Extracting tar contents (via spawned process)
Removing /home/richard/src/tryton-env/sao/node_modules/phantomjs-prebuilt/lib/phantom
Copying extracted folder /tmp/phantomjs/phantomjs-2.1.1-linux-x86_64.tar.bz2-extract-1545824881689/phantomjs-2.1.1-linux-x86_64 → /home/richard/src/tryton-env/sao/node_modules/phantomjs-prebuilt/lib/phantom
Writing location.js file
Done. Phantomjs binary available at /home/richard/src/tryton-env/sao/node_modules/phantomjs-prebuilt/lib/phantom/bin/phantomjs
added 337 packages from 223 contributors and updated 1 package in 27.857s
fixed 4 of 65 vulnerabilities in 1380 scanned packages
1 vulnerability required manual review and could not be updated
7 package updates for 60 vulns involved breaking changes
(use npm audit fix --force to install breaking changes; or refer to npm audit for steps to fix these manually)
$ du -hs .
259M .
Regardless, it is a mess and seemingly highly vulnerable… more than questionable for a production machine.

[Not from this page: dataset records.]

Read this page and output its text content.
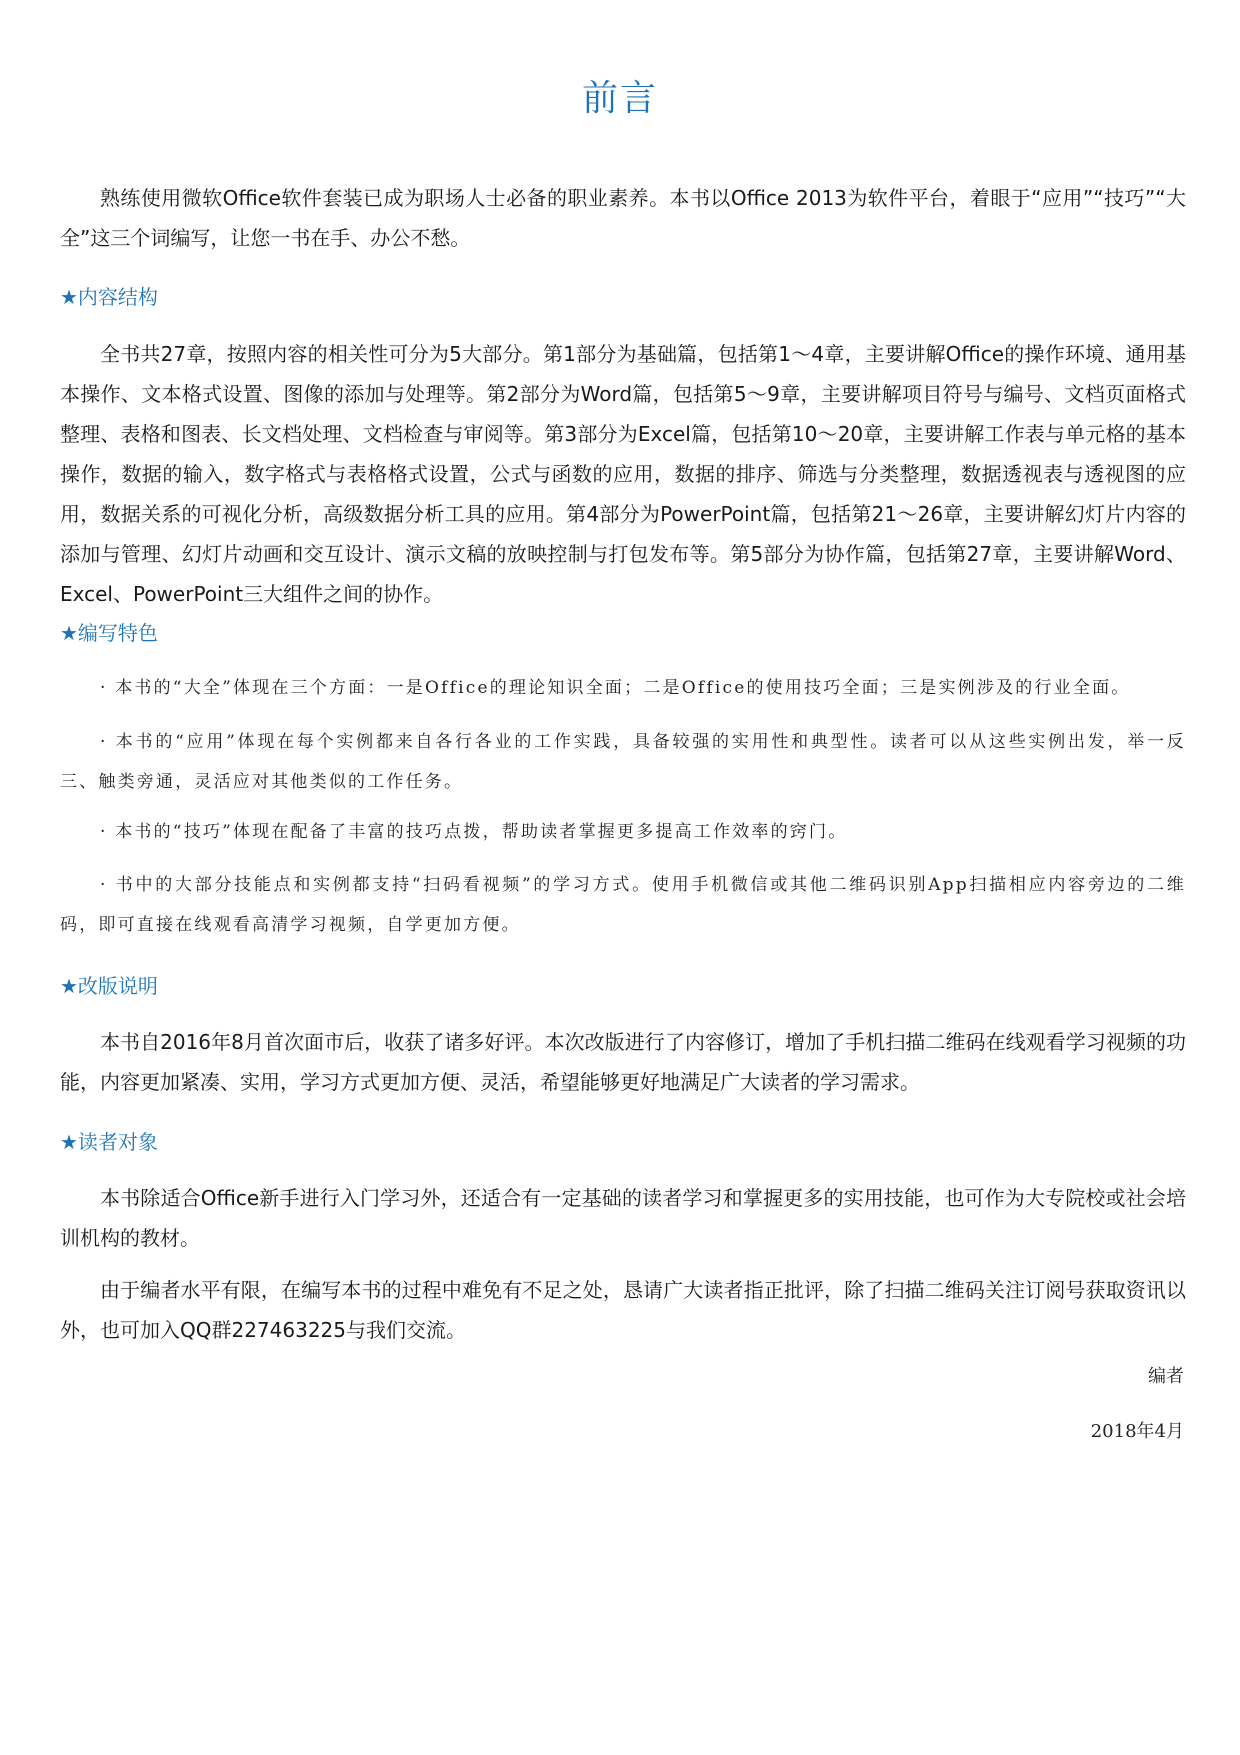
前言

熟练使用微软Office软件套装已成为职场人士必备的职业素养。本书以Office 2013为软件平台，着眼于“应用”“技巧”“大全”这三个词编写，让您一书在手、办公不愁。

★内容结构

全书共27章，按照内容的相关性可分为5大部分。第1部分为基础篇，包括第1～4章，主要讲解Office的操作环境、通用基本操作、文本格式设置、图像的添加与处理等。第2部分为Word篇，包括第5～9章，主要讲解项目符号与编号、文档页面格式整理、表格和图表、长文档处理、文档检查与审阅等。第3部分为Excel篇，包括第10～20章，主要讲解工作表与单元格的基本操作，数据的输入，数字格式与表格格式设置，公式与函数的应用，数据的排序、筛选与分类整理，数据透视表与透视图的应用，数据关系的可视化分析，高级数据分析工具的应用。第4部分为PowerPoint篇，包括第21～26章，主要讲解幻灯片内容的添加与管理、幻灯片动画和交互设计、演示文稿的放映控制与打包发布等。第5部分为协作篇，包括第27章，主要讲解Word、Excel、PowerPoint三大组件之间的协作。

★编写特色

· 本书的“大全”体现在三个方面：一是Office的理论知识全面；二是Office的使用技巧全面；三是实例涉及的行业全面。

· 本书的“应用”体现在每个实例都来自各行各业的工作实践，具备较强的实用性和典型性。读者可以从这些实例出发，举一反三、触类旁通，灵活应对其他类似的工作任务。

· 本书的“技巧”体现在配备了丰富的技巧点拨，帮助读者掌握更多提高工作效率的窍门。

· 书中的大部分技能点和实例都支持“扫码看视频”的学习方式。使用手机微信或其他二维码识别App扫描相应内容旁边的二维码，即可直接在线观看高清学习视频，自学更加方便。

★改版说明

本书自2016年8月首次面市后，收获了诸多好评。本次改版进行了内容修订，增加了手机扫描二维码在线观看学习视频的功能，内容更加紧凑、实用，学习方式更加方便、灵活，希望能够更好地满足广大读者的学习需求。

★读者对象

本书除适合Office新手进行入门学习外，还适合有一定基础的读者学习和掌握更多的实用技能，也可作为大专院校或社会培训机构的教材。

由于编者水平有限，在编写本书的过程中难免有不足之处，恳请广大读者指正批评，除了扫描二维码关注订阅号获取资讯以外，也可加入QQ群227463225与我们交流。

编者
2018年4月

Let me ask perhaps a real stupid question, how did OpenERP do their web client without all the node.js hocus pocus and bloat; I believe it was also in javascript, no?
node_modules aren’t necessary for deployment (not need on the webserver).
as you noted, bower_modules contains documentation that aren’t necessary for deployment.
on OpenBSD, the port for sao install a directory with 15.5Mo (well, currently it is 67Mo, but your post makes me consider to check, and I am cooking a diff to remove docs/ directories ).
Indeed but it’s a bit like saying “you can not run tryton without gtk”.
jQuery + bootstrap is a bit like gtk (but we have to build everything from scratch), etc.
Of course it’s like having one gtk library per browser tab but that’s the way the web works …
Well if you go on their github page you’ll see that the project is 46% Javascript and 43.4% python, so yes they have a lot of javascript. And I think that their web client is distributed through their web addons:
And they use grunt, npm, etc to build their client.